Ou seja, quanto à questão da valoração das declarações de co-arguido, sufragamos o entendimento plasmado no Acórdão do S.T.J. de 8.2.2007, cujo relator foi o Conselheiro Simas Santos, que refere, «4. É a posição interessado do arguido, a par de outros intervenientes citados no art.º 133.º do CPP, que dita o seu impedimento para depor como testemunha, o que significa que nada obsta a que preste declarações, nomeadamente para se desonerar ou atenuar a sua responsabilidade, o que acarreta que, não sendo meio proibido de prova, as declarações do co-arguido podem e devem ser valoradas no processo, não esquecendo o tribunal a posição que ocupa quem as prestou e as razões que ditaram o impedimento deste artigo. A crítica feita no sentido de que não ser lícita a utilização das declarações dos arguidos como meio de prova contra os outros, não tem razão de ser em face do art.º 125°, do CPP, pois este artigo estabelece o princípio da admissibilidade de quaisquer provas no processo penal, e do elenco das provas proibidas estabelecido no art.º 126° do CPP não consta o caso das declarações dos co-arguidos, que são perfeitamente possíveis como meios de prova do ponto de vista da sua legalidade, como o são as declarações do assistente, das partes civis, etc.
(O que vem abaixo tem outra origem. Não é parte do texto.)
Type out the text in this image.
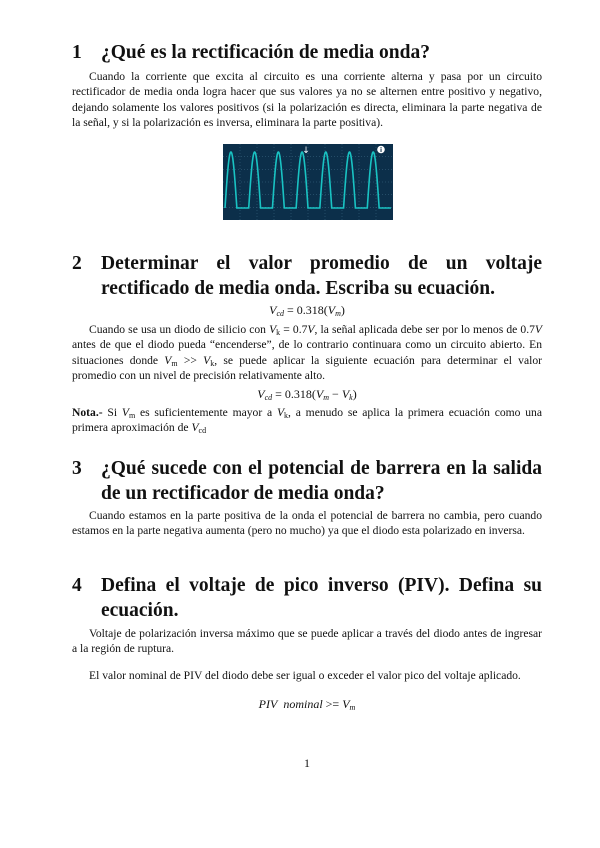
1 ¿Qué es la rectificación de media onda?

Cuando la corriente que excita al circuito es una corriente alterna y pasa por un circuito rectificador de media onda logra hacer que sus valores ya no se alternen entre positivo y negativo, dejando solamente los valores positivos (si la polarización es directa, eliminara la parte negativa de la señal, y si la polarización es inversa, eliminara la parte positiva).

↓	i
2 Determinar el valor promedio de un voltaje rectificado de media onda. Escriba su ecuación.
$V_{cd} = 0.318(V_m)$

Cuando se usa un diodo de silicio con $V_k = 0.7V$, la señal aplicada debe ser por lo menos de 0.7V antes de que el diodo pueda “encenderse”, de lo contrario continuara como un circuito abierto. En situaciones donde $V_m >> V_k$, se puede aplicar la siguiente ecuación para determinar el valor promedio con un nivel de precisión relativamente alto.

$V_{cd} = 0.318(V_m - V_k)$

Nota.- Si $V_m$ es suficientemente mayor a $V_k$, a menudo se aplica la primera ecuación como una primera aproximación de $V_{cd}$

3 ¿Qué sucede con el potencial de barrera en la salida de un rectificador de media onda?

Cuando estamos en la parte positiva de la onda el potencial de barrera no cambia, pero cuando estamos en la parte negativa aumenta (pero no mucho) ya que el diodo esta polarizado en inversa.

4 Defina el voltaje de pico inverso (PIV). Defina su ecuación.

Voltaje de polarización inversa máximo que se puede aplicar a través del diodo antes de ingresar a la región de ruptura.

El valor nominal de PIV del diodo debe ser igual o exceder el valor pico del voltaje aplicado.

PIV nominal >= $V_m$
1
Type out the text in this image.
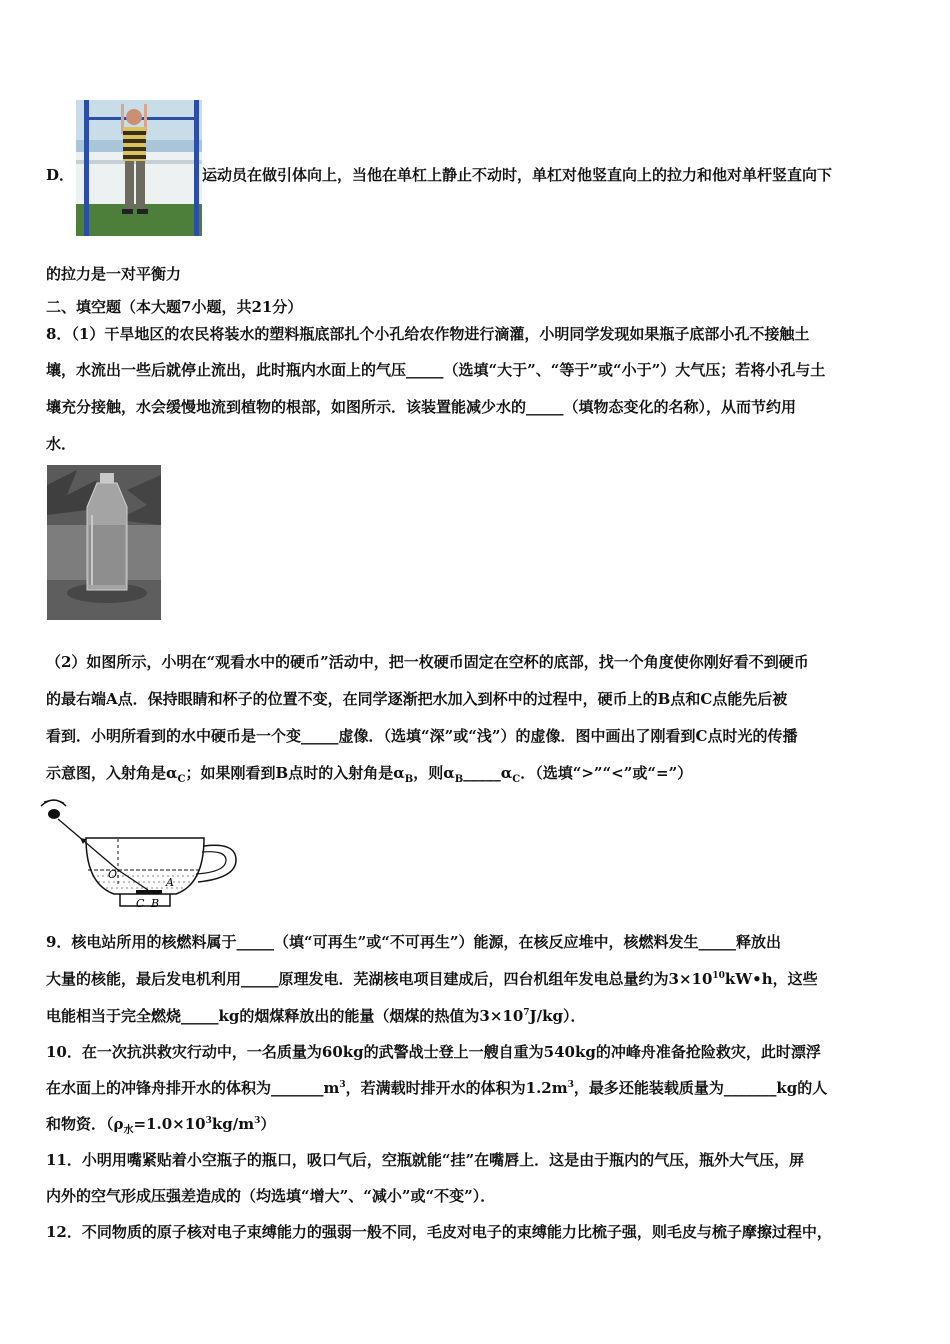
D．	运动员在做引体向上，当他在单杠上静止不动时，单杠对他竖直向上的拉力和他对单杆竖直向下
的拉力是一对平衡力
二、填空题（本大题7小题，共21分）
8．（1）干旱地区的农民将装水的塑料瓶底部扎个小孔给农作物进行滴灌，小明同学发现如果瓶子底部小孔不接触土
壤，水流出一些后就停止流出，此时瓶内水面上的气压_____（选填“大于”、“等于”或“小于”）大气压；若将小孔与土
壤充分接触，水会缓慢地流到植物的根部，如图所示．该装置能减少水的_____（填物态变化的名称），从而节约用
水．
（2）如图所示，小明在“观看水中的硬币”活动中，把一枚硬币固定在空杯的底部，找一个角度使你刚好看不到硬币
的最右端A点．保持眼睛和杯子的位置不变，在同学逐渐把水加入到杯中的过程中，硬币上的B点和C点能先后被
看到．小明所看到的水中硬币是一个变_____虚像．（选填“深”或“浅”）的虚像．图中画出了刚看到C点时光的传播
示意图，入射角是$\alpha_C$；如果刚看到B点时的入射角是$\alpha_B$，则$\alpha_B\_\_\_\_\_\alpha_C$．（选填“>”“<”或“=”）
O
A
C B
9．核电站所用的核燃料属于_____（填“可再生”或“不可再生”）能源，在核反应堆中，核燃料发生_____释放出
大量的核能，最后发电机利用_____原理发电．芜湖核电项目建成后，四台机组年发电总量约为$3\times 10^{10}kW•h$，这些
电能相当于完全燃烧_____kg的烟煤释放出的能量（烟煤的热值为$3\times 10^7J/kg$）．
10．在一次抗洪救灾行动中，一名质量为60kg的武警战士登上一艘自重为540kg的冲峰舟准备抢险救灾，此时漂浮
在水面上的冲锋舟排开水的体积为$\_\_\_\_\_\_\_m^3$，若满载时排开水的体积为$1.2m^3$，最多还能装载质量为_______kg的人
和物资．$(\rho_水=1.0\times 10^3kg/m^3)$
11．小明用嘴紧贴着小空瓶子的瓶口，吸口气后，空瓶就能“挂”在嘴唇上．这是由于瓶内的气压，瓶外大气压，屏
内外的空气形成压强差造成的（均选填“增大”、“减小”或“不变”）．
12．不同物质的原子核对电子束缚能力的强弱一般不同，毛皮对电子的束缚能力比梳子强，则毛皮与梳子摩擦过程中，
Pode, assim, afirmar-se que o art. 133º do CPP apenas proíbe que os arguidos sejam ouvidos como testemunhas uns dos outros, ou seja, que lhes seja tomado depoimento sob juramento, mas não impede que os arguidos de uma mesma infracção possam prestar declarações no exercício do direito, que lhes assiste, de o fazerem em qualquer momento do processo, nada impedindo que o arguido preste declarações sobre factos de que possua conhecimento directo e que constituam objecto da prova, ou seja, tanto sobre factos que só ele digam directamente respeito, como sobre factos que respeitem a outros arguidos. O art.º 344º, n.º 3 do CPP não prevê qualquer limitação ao exercício do direito de livre apreciação da prova, resultante das declarações do arguido.» (in www.dgsi.pt).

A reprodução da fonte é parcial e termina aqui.